How League of Legends fights player abuse with machine learning

Riot Games has been facing a long uphill battle against League of Legends’ notoriously toxic player base, but it appears those efforts are finally paying off. According to Lead Game Designer Jeffrey Lin, Riot has successfully lowered abusive behaviors to just 2 percent of LoL matches through a combination of machine learning, game design, and community policies.

“As we spend more and more of our time online, we need to acknowledge that online harassment and toxicity is not an impossible problem, and that it is a problem worth spending time on,” Lin wrote in an article for Re/code. “For the past three years, a team of game designers and cross-discipline scientists at Riot Games have been doing just that, combining efforts to study online behavior in its game League of Legends.”

According to Lin, most of the negative behaviors displayed in the game came from regular players rather than trolls who are intentionally negative. In fact, 87 percent of all negative behaviors came from “neutral and positive citizens just having a bad day here or there.”

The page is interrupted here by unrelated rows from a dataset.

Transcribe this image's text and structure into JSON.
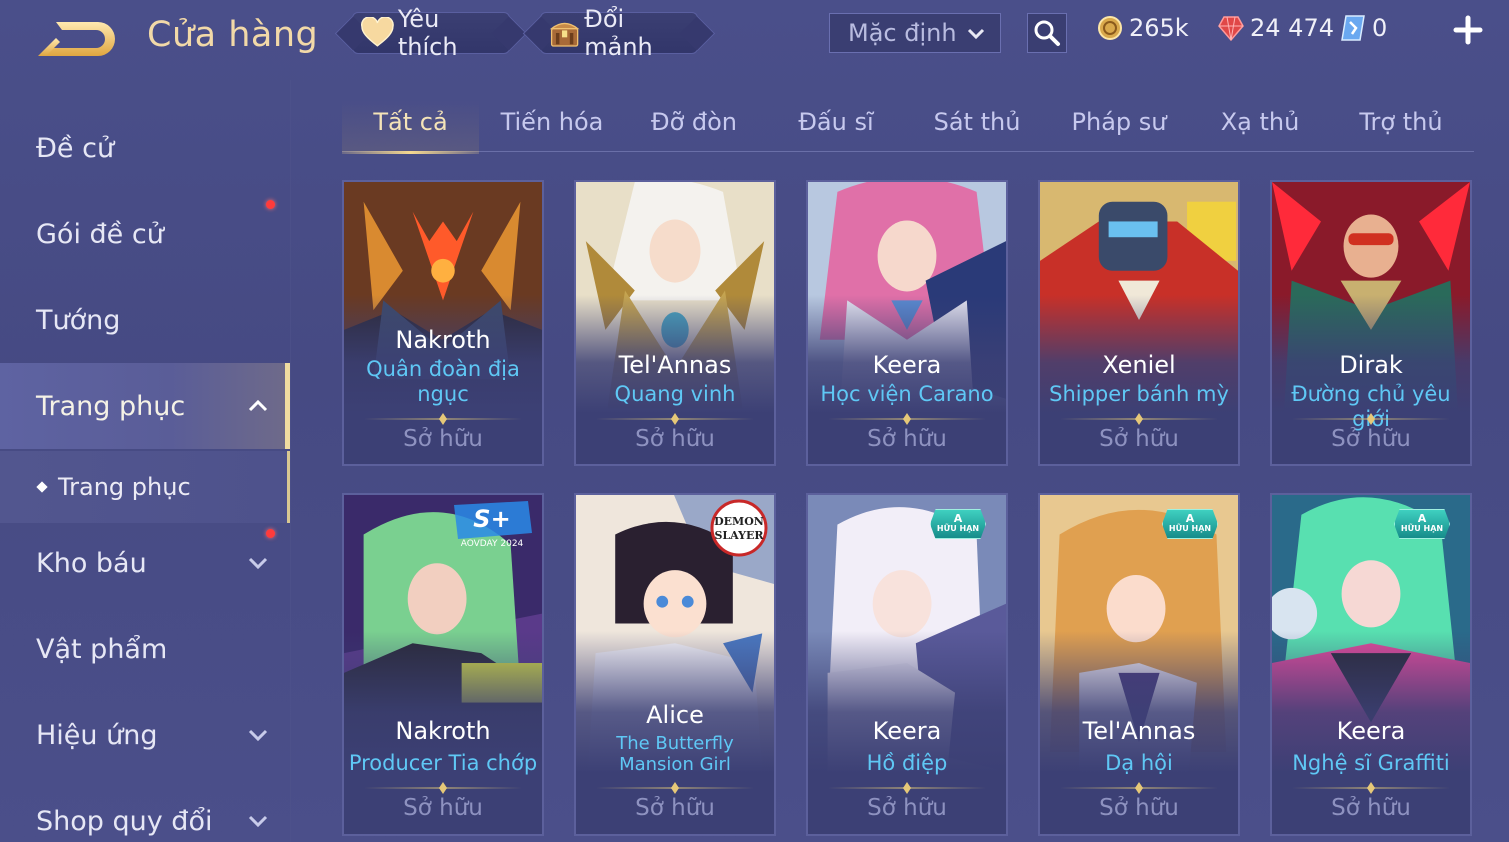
{
  "header": {
    "title": "Cửa hàng",
    "favorites_label": "Yêu thích",
    "shard_exchange_label": "Đổi mảnh",
    "sort": {
      "selected": "Mặc định"
    },
    "currencies": {
      "gold": "265k",
      "ruby": "24 474",
      "voucher": "0"
    }
  },
  "sidebar": {
    "items": [
      {
        "label": "Đề cử"
      },
      {
        "label": "Gói đề cử"
      },
      {
        "label": "Tướng"
      },
      {
        "label": "Trang phục"
      },
      {
        "label": "Trang phục"
      },
      {
        "label": "Kho báu"
      },
      {
        "label": "Vật phẩm"
      },
      {
        "label": "Hiệu ứng"
      },
      {
        "label": "Shop quy đổi"
      }
    ]
  },
  "tabs": [
    {
      "label": "Tất cả"
    },
    {
      "label": "Tiến hóa"
    },
    {
      "label": "Đỡ đòn"
    },
    {
      "label": "Đấu sĩ"
    },
    {
      "label": "Sát thủ"
    },
    {
      "label": "Pháp sư"
    },
    {
      "label": "Xạ thủ"
    },
    {
      "label": "Trợ thủ"
    }
  ],
  "cards": [
    {
      "hero": "Nakroth",
      "skin": "Quân đoàn địa ngục",
      "status": "Sở hữu"
    },
    {
      "hero": "Tel'Annas",
      "skin": "Quang vinh",
      "status": "Sở hữu"
    },
    {
      "hero": "Keera",
      "skin": "Học viện Carano",
      "status": "Sở hữu"
    },
    {
      "hero": "Xeniel",
      "skin": "Shipper bánh mỳ",
      "status": "Sở hữu"
    },
    {
      "hero": "Dirak",
      "skin": "Đường chủ yêu giới",
      "status": "Sở hữu"
    },
    {
      "hero": "Nakroth",
      "skin": "Producer Tia chớp",
      "status": "Sở hữu",
      "event_logo": "S+",
      "event_caption": "AOVDAY 2024"
    },
    {
      "hero": "Alice",
      "skin": "The Butterfly Mansion Girl",
      "status": "Sở hữu",
      "collab_logo_top": "DEMON",
      "collab_logo_bottom": "SLAYER"
    },
    {
      "hero": "Keera",
      "skin": "Hồ điệp",
      "status": "Sở hữu",
      "badge_letter": "A",
      "badge_text": "HỮU HẠN"
    },
    {
      "hero": "Tel'Annas",
      "skin": "Dạ hội",
      "status": "Sở hữu",
      "badge_letter": "A",
      "badge_text": "HỮU HẠN"
    },
    {
      "hero": "Keera",
      "skin": "Nghệ sĩ Graffiti",
      "status": "Sở hữu",
      "badge_letter": "A",
      "badge_text": "HỮU HẠN"
    }
  ],
  "colors": {
    "background": "#4a4f8a",
    "title_gold": "#f2d9a8",
    "skin_name_cyan": "#5fc8f5",
    "owned_gray": "#8e92c0",
    "notification_red": "#ff3b3b",
    "active_accent": "#f5d890"
  },
  "icons": [
    "back-arrow-icon",
    "heart-icon",
    "treasure-chest-icon",
    "chevron-down-icon",
    "search-icon",
    "gold-coin-icon",
    "ruby-gem-icon",
    "voucher-icon",
    "plus-icon",
    "chevron-up-icon",
    "diamond-bullet-icon"
  ]
}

Lin explained that Riot did not want to invade users’ privacy by eliminating anonymity in the game, so the studio had to find another way to fight negative behaviors.

One solution to this problem was the creation of Tribunal, an auto-moderator system that generates public case files for players who are reported for “unacceptable” behaviors. Riot allowed other players to view these case files, which included game data and chat logs, and then vote on whether the behavior displayed was inappropriate or not.

After roughly 100 million player votes through the Tribunal system, Riot took that information and applied machine learning to quantify all of the words and behaviors that players considered to be negative. The studio teamed up with scientific teams around the world to review the data, and Lin explained that they discovered new insights into online behavior.

“We began to better understand collaboration between strangers, how language evolves over time and the relationship between age and toxicity,” Lin said. “Surprisingly, there was no link between age and toxicity in online societies.”

Lin had previously discussed LoL’s Tribunal system at GDC 2015, where he said, “When a society is silent, deviant behaviours emerge, and they become the norm, but if we can step in and stop that behavior from occurring, if we can identify that patient zero, then perhaps we can stop that spread from ever occurring.”